Notre poste d'observation est toujours situé au fond d'une petite
vallée à quelques kilomètres du camp de base de la compagnie en
limite de zone ONU. Il a bien neigé ces derniers jours et le manteau
neigeux qui commence à s'épaissir suffisamment suscite sérieusement
l'intérêt des skieurs que nous sommes tous. Nous progressons assez
rapidement sur cette piste légèrement descendante. Le poids de nos
sacs chargés à bloc avec de la nourriture et des vêtements, plus
notre armement, se fait cruellement sentir. Nous n'avons pas trop
froid grâce à l'effort qu'il faut fournir pour avancer. Il ne fait
pas beau, le ciel est chargé et il recommence à neiger. Il y a du
vent, très vif sur nos visages en sueur, qui fait tourbillonner
joyeusement cette neige qui tombe et qui a un mal fou à s'accumuler
en une couche suffisamment homogène et épaisse pour nous permettre
de skier confortablement. Nous avons juste la visibilité suffisante
pour bien nous situer et ne pas nous perdre. Pas après pas,
enjambées après enjambées, nous glissons avec nos peaux de phoques
sur la neige en direction du fond de vallée. Plus nous avançons et
plus la pente descendante se fait sentir sur la piste. Avec les peaux
sous les skis, cela devient franchement désagréable. alors que nous
pourrions nous laisser glisser tout naturellement sur la neige,
conformément aux lois de la gravité et du ski. J'ai toujours
présent à l'esprit cette belle pente à l'entrée du village juste
avant d'arriver sur notre poste. Elle n'est pas très longue, ni très
raide, mais suffisamment pour faire une dizaine de beaux virages, à
condition bien-sûr de ne pas tomber. Avec nos sacs et nos fusils,
c'est un sacré challenge. La tentation est grande de skier, d'autant
que la neige est plutôt bonne et qu'il semble y en avoir presque
assez pour ne pas risquer de toucher des cailloux sous les skis.
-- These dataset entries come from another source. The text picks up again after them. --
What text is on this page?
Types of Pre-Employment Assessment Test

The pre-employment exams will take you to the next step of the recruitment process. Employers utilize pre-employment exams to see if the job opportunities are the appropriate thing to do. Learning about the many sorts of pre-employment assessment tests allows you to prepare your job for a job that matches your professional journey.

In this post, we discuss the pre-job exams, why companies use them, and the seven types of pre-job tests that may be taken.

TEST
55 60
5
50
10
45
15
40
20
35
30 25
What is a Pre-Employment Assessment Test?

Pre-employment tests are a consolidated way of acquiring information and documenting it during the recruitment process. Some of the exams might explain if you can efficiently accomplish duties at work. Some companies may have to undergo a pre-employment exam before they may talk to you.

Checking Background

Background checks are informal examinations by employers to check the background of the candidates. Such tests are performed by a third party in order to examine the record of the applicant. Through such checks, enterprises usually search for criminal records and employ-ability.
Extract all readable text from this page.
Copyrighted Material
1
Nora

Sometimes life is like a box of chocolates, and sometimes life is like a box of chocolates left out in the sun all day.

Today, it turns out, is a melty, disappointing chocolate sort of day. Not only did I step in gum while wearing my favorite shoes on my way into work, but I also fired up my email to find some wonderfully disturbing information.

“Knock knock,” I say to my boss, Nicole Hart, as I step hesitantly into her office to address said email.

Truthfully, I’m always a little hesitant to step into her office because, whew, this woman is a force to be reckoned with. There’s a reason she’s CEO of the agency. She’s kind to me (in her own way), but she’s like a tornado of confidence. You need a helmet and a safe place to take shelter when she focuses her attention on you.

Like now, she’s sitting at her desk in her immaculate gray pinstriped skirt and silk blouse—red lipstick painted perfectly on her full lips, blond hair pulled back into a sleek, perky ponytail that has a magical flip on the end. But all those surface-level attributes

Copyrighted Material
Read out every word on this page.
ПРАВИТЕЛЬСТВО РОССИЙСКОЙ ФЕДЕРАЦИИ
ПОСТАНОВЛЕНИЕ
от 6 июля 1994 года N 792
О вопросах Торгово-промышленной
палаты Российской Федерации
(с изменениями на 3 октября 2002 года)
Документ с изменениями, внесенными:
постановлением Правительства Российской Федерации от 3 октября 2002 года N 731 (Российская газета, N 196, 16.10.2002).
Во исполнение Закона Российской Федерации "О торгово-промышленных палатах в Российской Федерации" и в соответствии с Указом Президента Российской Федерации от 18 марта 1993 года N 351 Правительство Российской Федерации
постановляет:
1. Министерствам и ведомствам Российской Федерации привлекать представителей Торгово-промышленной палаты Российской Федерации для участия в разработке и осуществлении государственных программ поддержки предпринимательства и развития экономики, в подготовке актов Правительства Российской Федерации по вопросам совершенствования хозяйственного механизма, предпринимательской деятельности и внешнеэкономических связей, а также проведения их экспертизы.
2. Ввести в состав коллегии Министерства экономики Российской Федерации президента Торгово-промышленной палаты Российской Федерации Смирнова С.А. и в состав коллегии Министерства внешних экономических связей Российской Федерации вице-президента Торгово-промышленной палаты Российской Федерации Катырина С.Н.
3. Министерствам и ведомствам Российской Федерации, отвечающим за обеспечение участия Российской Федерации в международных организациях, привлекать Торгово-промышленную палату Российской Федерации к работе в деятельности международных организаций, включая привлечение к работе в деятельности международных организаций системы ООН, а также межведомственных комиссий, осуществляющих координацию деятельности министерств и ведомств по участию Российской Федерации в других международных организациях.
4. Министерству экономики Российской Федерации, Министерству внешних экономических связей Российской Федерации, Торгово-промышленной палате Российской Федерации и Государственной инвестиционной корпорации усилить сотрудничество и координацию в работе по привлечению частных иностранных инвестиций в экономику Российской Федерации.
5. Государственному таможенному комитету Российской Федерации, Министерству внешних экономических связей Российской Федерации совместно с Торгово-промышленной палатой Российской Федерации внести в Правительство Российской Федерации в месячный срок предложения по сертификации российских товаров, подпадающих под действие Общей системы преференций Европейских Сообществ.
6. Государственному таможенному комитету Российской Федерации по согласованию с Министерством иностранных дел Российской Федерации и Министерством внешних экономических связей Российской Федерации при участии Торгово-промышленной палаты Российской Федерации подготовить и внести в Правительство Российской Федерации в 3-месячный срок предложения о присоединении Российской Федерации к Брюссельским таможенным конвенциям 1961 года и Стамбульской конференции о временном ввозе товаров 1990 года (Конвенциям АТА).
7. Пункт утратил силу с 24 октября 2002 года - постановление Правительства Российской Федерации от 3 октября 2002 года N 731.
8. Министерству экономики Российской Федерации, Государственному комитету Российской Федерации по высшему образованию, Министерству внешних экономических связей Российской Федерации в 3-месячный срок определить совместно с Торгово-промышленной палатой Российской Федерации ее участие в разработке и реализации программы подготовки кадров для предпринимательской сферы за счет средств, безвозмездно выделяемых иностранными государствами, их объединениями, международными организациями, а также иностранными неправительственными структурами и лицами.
Alors je me décide à désobéir une fois de plus, j'en porte la
responsabilité en tant que chef de groupe. Tant pis si l'on se fait
prendre. Je suis certain que personne ne va se casser une jambe ou se
tordre un genou. Je n'ose pas y penser. L'idée de pouvoir skier
librement me réjouit subitement et m'envahit comme une source de
bonheur intense. Plus rien ne compte alors que la glisse. Ce
sentiment va m'animer toute ma vie. Tout le reste passera après.
Cela devient de la folie furieuse, comme le virus de la grimpe.
Absorbé dans mes pensées, avec mon groupe, je continue à
progresser sur cette piste étroite qui serpente entre les montagnes.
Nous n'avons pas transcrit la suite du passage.